It should come as no surprise that we’re continuing to see patent litigation here in the spring of 2012, especially when it has to do with mobile corporations like Nokia, HTC, RIM, and Viewsonic. What we’ve got here is Nokia taking the latter three manufacturers to court on several counts of patent infringement in so many locations around the earth you’ll not know where to fly to see the whole shebang. From Germany to Delaware and back again it’s Nokia asserting itself as a group that will not be pushed around, from one perspective, and will continue to seek out cash where they’re owed, on the other.
Nokia is seeking suits against HTC, Viewsonic, and RIM in different combinations in the Federal District Court of Delaware, the Regional Court in Dusseldorf, and the Regional Courts in Mannheim as well as Munich, Germany. Nokia products are being protected here, so says Nokia itself in a release on the subject today. They don’t like to head to court like this, they’re saying, but they’re definitely up for some wide punches if need be.
“Nokia is a leader in many technologies needed for great mobile products. We have already licensed our standards essential patents to more than 40 companies. Though we’d prefer to avoid litigation, Nokia had to file these actions to end the unauthorized use of our proprietary innovations and technologies, which have not been widely licensed.” – Louise Pentland, chief legal officer at Nokia
Products being made by the three companies at hand here are being said to have been made with Nokia-invented properties without their consent. Hardware capabilities that include dual function antennas, power management, and multimode radios are included here, as are software bits like application stores, multitasking, navigation, conversational message display, dynamic menus, data encryption, and email attachment retrieval. Pentland is not happy about what’s happening in Germany and Delaware, that’s for certain.

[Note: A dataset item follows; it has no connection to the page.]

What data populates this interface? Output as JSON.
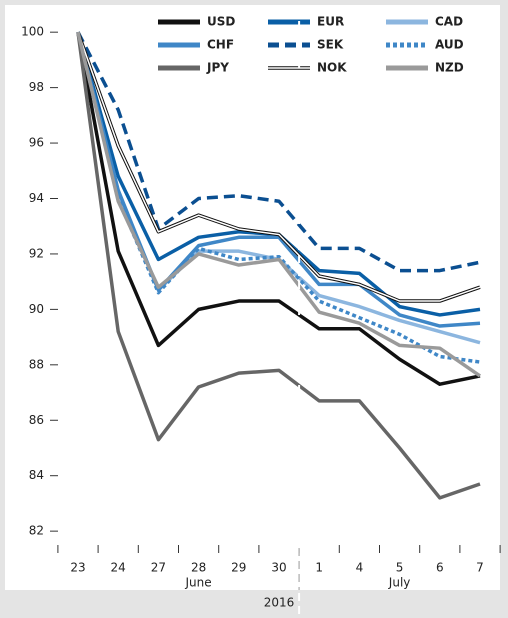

“Many of these inventions are fundamental to Nokia products. We’d rather that other companies respect our intellectual property and compete using their own innovations, but as these actions show, we will not tolerate the unauthorized use of our inventions.” – Pentland
With the release of several new smartphones this season, Nokia is likely to continue to keep a close eye on their intellectual property now more than ever. Nokia is the once all-powerful king of global cell-phone sales, and they’re certainly not going to give that top spot away easily or any time soon.